By Yumeng Chen, January 2026.

Limitations of the normal distribution in data assimilation

Operational data assimilation methods typically perform best when both background (forecast) and observation errors can be approximated by a normal distribution. The normal distribution has many attractive mathematical properties. For example:

  • It is fully characterised by its mean and (co)-variance.
  • Its mean, mode, and median all coincide.

However, a limitation of the normal distribution is that it allows both positive and negative values. This assumption is inappropriate for many strictly non-negative weather and climate variables. For example, we do not expect negative rainfall or cloud cover.

How could we handle log-normal variables?

To address this issue, a common approach is to transform the original variable into a new variable that follows a normal distribution.

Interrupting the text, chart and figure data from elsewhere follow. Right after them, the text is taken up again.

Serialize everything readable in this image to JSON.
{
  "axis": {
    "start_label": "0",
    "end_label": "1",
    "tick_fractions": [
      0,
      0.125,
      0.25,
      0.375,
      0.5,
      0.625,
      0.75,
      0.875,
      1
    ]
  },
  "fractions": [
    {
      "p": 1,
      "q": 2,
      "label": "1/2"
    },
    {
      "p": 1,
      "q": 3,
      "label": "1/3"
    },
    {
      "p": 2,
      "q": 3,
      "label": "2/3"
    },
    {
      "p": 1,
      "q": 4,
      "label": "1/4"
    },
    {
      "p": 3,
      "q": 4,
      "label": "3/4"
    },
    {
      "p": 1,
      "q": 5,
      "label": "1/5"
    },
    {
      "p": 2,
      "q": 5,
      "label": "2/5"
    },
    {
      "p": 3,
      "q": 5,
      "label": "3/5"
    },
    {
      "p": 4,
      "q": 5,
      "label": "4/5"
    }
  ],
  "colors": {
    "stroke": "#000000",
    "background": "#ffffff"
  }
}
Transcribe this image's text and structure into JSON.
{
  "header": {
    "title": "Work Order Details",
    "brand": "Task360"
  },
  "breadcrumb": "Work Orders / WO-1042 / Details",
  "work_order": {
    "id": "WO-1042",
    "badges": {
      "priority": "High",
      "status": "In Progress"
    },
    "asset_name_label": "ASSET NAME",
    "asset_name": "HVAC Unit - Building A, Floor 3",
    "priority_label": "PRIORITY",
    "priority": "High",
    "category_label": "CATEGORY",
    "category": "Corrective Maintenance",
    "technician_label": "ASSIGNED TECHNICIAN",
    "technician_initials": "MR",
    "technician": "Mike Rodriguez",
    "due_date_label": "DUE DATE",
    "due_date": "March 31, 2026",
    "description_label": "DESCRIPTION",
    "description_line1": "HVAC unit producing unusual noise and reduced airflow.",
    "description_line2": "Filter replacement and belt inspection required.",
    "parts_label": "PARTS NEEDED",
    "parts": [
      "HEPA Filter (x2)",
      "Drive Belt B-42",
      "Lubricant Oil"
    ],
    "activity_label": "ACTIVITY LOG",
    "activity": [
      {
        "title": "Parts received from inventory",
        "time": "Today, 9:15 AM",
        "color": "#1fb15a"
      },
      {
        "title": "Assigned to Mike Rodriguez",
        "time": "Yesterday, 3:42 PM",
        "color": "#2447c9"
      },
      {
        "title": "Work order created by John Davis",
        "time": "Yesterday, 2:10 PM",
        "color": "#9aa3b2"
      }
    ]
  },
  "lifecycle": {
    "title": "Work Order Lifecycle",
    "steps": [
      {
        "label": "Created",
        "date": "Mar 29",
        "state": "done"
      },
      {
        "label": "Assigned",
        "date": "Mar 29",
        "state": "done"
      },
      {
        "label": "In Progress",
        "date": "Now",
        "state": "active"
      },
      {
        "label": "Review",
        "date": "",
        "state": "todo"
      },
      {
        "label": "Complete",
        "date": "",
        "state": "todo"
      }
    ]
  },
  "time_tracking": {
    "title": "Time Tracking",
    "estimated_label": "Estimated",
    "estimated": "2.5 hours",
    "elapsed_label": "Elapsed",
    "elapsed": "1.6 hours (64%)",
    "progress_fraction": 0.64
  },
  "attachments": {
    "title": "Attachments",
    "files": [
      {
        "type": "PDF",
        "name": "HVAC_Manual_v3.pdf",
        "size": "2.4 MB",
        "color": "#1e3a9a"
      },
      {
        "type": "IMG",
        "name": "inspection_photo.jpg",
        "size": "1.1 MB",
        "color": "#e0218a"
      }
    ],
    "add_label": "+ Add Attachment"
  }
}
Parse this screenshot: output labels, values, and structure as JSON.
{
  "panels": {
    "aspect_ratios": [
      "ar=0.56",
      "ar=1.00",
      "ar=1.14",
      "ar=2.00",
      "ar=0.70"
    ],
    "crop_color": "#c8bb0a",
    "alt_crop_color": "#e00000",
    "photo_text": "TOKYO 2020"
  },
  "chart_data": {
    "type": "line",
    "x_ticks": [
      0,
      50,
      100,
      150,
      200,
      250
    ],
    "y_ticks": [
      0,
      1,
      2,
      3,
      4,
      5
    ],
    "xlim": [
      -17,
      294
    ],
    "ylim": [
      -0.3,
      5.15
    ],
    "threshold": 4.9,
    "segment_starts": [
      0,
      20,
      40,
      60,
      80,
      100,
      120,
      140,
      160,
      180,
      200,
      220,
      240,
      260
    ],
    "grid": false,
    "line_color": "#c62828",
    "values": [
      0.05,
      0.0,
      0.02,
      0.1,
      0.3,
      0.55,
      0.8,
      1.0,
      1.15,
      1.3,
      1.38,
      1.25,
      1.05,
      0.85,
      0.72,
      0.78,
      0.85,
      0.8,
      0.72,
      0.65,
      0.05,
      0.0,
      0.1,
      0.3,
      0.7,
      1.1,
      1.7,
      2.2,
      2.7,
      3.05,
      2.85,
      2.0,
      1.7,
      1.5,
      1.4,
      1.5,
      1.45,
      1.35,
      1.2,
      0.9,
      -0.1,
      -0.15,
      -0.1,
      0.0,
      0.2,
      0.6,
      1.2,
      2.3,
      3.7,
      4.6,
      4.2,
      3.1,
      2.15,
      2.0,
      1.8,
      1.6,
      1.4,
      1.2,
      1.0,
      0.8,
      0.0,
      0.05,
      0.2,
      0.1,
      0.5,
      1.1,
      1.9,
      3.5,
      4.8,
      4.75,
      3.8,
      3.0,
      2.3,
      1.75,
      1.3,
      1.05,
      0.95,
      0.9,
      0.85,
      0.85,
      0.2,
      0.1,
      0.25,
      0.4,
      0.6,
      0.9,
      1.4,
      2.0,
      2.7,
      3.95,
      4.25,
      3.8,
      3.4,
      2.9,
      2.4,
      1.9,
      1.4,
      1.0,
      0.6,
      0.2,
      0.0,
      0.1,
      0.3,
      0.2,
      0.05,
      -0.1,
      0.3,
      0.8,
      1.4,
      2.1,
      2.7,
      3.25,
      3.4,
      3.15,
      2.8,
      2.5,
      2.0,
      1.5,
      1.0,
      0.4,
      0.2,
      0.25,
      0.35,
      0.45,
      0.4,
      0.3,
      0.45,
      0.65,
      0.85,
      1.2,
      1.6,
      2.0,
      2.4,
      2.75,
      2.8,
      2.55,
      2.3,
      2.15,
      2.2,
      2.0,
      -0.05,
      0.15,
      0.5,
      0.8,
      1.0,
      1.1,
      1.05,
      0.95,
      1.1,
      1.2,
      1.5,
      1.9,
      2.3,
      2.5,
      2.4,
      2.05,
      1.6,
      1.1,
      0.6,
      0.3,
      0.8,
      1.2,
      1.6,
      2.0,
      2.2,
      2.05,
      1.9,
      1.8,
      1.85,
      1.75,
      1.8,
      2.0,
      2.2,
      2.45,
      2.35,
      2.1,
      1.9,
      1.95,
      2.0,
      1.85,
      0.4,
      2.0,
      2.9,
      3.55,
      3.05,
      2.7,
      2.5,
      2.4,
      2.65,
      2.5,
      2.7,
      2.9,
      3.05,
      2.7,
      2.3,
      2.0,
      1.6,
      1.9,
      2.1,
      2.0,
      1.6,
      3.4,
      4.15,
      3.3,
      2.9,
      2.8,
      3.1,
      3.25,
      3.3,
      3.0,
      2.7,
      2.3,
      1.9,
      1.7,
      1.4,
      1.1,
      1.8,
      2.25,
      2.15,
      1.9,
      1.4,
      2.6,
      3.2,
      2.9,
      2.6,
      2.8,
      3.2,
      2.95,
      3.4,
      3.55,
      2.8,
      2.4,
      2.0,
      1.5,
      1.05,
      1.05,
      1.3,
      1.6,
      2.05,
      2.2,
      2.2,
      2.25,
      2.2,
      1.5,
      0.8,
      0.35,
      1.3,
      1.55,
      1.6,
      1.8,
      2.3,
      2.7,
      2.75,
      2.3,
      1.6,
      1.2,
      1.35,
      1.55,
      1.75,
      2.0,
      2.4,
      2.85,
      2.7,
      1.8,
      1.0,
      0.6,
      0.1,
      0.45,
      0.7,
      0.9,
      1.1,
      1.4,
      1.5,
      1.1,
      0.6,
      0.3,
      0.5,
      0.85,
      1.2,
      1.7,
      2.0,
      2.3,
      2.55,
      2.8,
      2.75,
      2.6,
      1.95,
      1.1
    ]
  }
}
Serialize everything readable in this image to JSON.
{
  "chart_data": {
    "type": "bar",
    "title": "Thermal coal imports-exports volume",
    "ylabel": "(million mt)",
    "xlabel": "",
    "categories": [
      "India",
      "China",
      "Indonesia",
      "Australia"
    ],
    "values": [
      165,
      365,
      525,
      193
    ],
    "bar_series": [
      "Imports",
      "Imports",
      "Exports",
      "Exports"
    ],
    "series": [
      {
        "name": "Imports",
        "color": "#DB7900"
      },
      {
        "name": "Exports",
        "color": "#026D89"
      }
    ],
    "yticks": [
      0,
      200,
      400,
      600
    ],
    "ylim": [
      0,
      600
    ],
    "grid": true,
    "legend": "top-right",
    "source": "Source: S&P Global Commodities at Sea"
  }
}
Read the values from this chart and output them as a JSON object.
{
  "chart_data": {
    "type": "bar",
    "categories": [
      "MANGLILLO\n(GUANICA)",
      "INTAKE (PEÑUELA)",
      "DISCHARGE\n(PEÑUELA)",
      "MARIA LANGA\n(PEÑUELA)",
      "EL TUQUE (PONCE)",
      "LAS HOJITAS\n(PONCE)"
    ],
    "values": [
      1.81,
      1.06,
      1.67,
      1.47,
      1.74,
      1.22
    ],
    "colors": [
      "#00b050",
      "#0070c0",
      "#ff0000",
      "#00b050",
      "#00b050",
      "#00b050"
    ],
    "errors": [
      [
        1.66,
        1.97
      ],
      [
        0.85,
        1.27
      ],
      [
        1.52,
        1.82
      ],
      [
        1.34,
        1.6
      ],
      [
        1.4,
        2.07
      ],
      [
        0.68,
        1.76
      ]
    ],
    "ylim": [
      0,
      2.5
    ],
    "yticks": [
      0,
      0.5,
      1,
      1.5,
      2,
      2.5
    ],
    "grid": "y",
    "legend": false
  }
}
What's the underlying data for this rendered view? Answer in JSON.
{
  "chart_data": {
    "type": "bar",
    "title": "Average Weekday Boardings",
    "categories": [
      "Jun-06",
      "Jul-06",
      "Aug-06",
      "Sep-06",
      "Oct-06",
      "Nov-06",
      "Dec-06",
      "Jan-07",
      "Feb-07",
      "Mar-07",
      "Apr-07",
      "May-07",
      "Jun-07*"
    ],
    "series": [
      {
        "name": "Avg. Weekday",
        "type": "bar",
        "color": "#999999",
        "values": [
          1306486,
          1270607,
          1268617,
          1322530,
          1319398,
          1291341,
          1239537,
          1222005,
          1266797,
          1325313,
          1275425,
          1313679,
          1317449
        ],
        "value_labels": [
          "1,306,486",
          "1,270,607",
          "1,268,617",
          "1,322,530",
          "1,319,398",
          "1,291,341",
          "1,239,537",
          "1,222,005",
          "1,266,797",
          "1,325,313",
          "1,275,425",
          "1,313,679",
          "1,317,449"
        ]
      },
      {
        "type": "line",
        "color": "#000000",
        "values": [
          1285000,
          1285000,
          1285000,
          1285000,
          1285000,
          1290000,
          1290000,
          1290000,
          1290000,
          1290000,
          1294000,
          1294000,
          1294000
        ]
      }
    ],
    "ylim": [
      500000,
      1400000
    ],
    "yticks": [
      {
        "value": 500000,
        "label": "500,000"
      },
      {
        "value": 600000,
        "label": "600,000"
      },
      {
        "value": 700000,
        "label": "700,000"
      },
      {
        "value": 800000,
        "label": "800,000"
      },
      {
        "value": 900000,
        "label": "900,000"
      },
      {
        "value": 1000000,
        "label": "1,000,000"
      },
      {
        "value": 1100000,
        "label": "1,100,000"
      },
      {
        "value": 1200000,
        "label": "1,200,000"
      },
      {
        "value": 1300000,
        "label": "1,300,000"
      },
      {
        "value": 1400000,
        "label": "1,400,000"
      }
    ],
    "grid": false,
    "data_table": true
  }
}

Data assimilation is then performed for the transformed variables, and the resulting analysis is converted back to the original variable. This approach is known as Gaussian anamorphosis.

Operational marine ecosystem forecasting systems routinely assimilate phytoplankton. These are often considered to be log-normally distributed. This can be transformed to a normal distribution.

In the one-dimensional case, the mean (μ) and variance (σ2) of the associated normal distribution fully determine the log-normal distribution. For a normal distribution, μ defines the location of the distribution, while σ controls the spread.

The shape of a log-normal distribution behaves differently. While μ still controls the median of the distribution, both μ and σ influence its variance, mean, and mode. With fixed σ, increasing μ not only shifts the distribution but also broadens it. Likewise, with fixed μ, σ controls the variance of the log-normal distribution (see Figure 1).

Are analyses always less uncertain than the background?

What does this imply for data assimilation? When variables are transformed to be normally distributed, if the observation has a larger μ than the background, the analysis will typically increase μ toward the observation. At the same time, σ is reduced relative to the background, reflecting reduced uncertainty after assimilating observations due to additional information from observation in a normal distribution.

However, when the analysis is transformed back into the original variable, this reduction in σ does not necessarily lead to reduced uncertainty. Because the shape of the log-normal distribution depends on both μ and σ, an increase in μ can outweigh the decrease in σ, leading to a broader distribution than the background. The increased variance comes from large variance from observations with large μ. This could be particularly evident when biases exist for μ in either observations or background.

The log-normal distribution is an interesting example of how distribution parameters can behave very differently from those of a normal distribution. Nevertheless, in marine ecosystem experiments, Gaussian anamorphosis routinely brings the analyses closer to the observations. This implies some improvements even though the ensemble spread is not necessarily reduced for some observations.

An illustration of log-normal distribution. Upper left: the probability density function of log-normal distribution with the same σ and different µ. Upper right: the same as upper left but with the same µ and different σ. Bottom: the difference of standard deviation between background and analysis from a univariate data assimilation experiment where background and observations are sampled from a normal distribution of a truth of 0 and σ = 1 and σ = 0.9, respectively. Here, for demonstration purpose, we only show the case that the observations are larger than the truth (i.e., biased observations). A negative difference means that the analysis variance is larger than the background.
Figure 1: An illustration of a log-normal distribution. Upper left: the probability density function of a log-normal distribution with the same σ and different µ. Upper right: the same as upper left but with the same µ and different σ. Bottom: the difference of standard deviation between background and analysis from a univariate data assimilation experiment where background and observations are sampled from a normal distribution of a truth of 0 and σ = 1 and σ = 0.9, respectively. Here, for demonstration purposes, we only show the case where the observations are larger than the truth (i.e., biased observations). A negative difference means that the analysis variance is larger than the background.